Use-based algorithmic disgorgement, by contrast, purports to function like a product recall. Yet unlike defective products, algorithms are rarely defective in isolation. Harmful outcomes often emerge from the interaction between models, data, institutional incentives, and deployment contexts. Removing a model without addressing these surrounding factors does little to reduce future risk.
In both cases, the remedy risks becoming symbolic rather than corrective. It appears forceful while leaving underlying practices unchanged. In extreme cases, it may even discourage remediation by making improvement efforts futile once destruction becomes the default response.
Toward a Framework for Evaluating Algorithmic Remedies
If algorithmic disgorgement is often ill-suited to algorithmic harm, the question becomes how regulators and courts should evaluate alternative remedies. The analysis suggests two core considerations.

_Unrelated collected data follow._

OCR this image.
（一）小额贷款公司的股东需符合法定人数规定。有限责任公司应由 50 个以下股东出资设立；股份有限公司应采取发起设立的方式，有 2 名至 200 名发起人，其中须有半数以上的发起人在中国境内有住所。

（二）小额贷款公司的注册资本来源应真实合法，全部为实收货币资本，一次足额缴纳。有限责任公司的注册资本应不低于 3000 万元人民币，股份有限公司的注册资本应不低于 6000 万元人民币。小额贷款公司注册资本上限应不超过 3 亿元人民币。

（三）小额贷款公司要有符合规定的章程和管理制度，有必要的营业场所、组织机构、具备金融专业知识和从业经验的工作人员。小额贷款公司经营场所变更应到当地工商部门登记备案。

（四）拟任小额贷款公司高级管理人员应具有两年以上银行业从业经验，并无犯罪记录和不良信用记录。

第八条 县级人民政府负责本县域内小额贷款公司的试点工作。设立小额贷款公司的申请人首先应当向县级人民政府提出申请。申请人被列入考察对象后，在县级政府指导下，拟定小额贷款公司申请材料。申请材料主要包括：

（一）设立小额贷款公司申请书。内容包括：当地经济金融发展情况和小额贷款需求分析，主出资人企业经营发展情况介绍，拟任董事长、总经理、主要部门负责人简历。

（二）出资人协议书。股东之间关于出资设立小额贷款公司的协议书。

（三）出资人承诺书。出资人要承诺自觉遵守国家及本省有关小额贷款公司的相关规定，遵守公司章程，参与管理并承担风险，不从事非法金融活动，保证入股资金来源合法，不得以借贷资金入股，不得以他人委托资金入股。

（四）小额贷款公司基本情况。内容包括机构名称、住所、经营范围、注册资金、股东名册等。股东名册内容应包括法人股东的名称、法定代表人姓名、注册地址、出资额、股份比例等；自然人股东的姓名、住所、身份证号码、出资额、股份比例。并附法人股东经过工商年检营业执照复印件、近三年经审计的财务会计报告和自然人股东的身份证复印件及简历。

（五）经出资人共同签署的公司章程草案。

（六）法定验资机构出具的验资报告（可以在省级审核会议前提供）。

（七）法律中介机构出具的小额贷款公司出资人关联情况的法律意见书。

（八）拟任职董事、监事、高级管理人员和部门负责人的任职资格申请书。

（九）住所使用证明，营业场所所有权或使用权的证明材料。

First, responsiveness to harm. A remedy should directly address the mechanism by which harm occurred. If the harm arises from unlawful data collection, remedies targeting data practices and derived value may be appropriate. If the harm arises from deployment decisions, incentives, or governance failures, remedies should focus on those levers rather than on model destruction.
Second, impact across the algorithmic supply chain. Remedies should account for how costs and burdens propagate. A well-calibrated remedy imposes costs on blameworthy actors and minimizes collateral damage to innocent parties. Where a remedy predictably disperses harm or shields those responsible, it should be reconsidered.
These considerations do not preclude strong enforcement. They call for precision. Algorithmic systems demand remedies that are as modular and context-sensitive as the systems themselves.
The Need for a Diverse Remedial Toolkit
The dominance of algorithmic disgorgement reflects a deeper problem: a lack of developed alternatives. As AI regulation matures, enforcement must move beyond a binary choice between inaction and destruction.
Potential remedies include targeted data deletion, mandated model retraining, deployment restrictions, auditing obligations, governance reforms, and structural injunctions. Each carries its own tradeoffs, but together they offer a more flexible and effective response to algorithmic harm.
Diversity in remedies also promotes legitimacy. When enforcement actions align remedies with harms, they reinforce the credibility of regulation. When remedies appear mismatched or excessive, they invite resistance and undermine compliance incentives.
Algorithmic Disgorgement
Algorithmic disgorgement has emerged as a powerful symbol in AI enforcement. Its rise reflects legitimate frustration with the limits of traditional remedies and the urgency of addressing algorithmic harm.
But power and appropriateness are not the same. When applied without regard to the structure of algorithmic systems and supply chains, disgorgement often fails to remedy harm, misallocates costs, and weakens the principles it seeks to uphold.
This article does not argue against algorithmic disgorgement categorically. It argues for restraint and discernment. Remedies should respond to harms as they actually occur, not as analogies suggest they should.
As regulators and courts confront the next generation of AI-related cases, the challenge will not be identifying misconduct alone. It will be choosing remedies that correct, deter, and restore without causing new harms in the process.
When algorithms harm, the remedy should fit the system.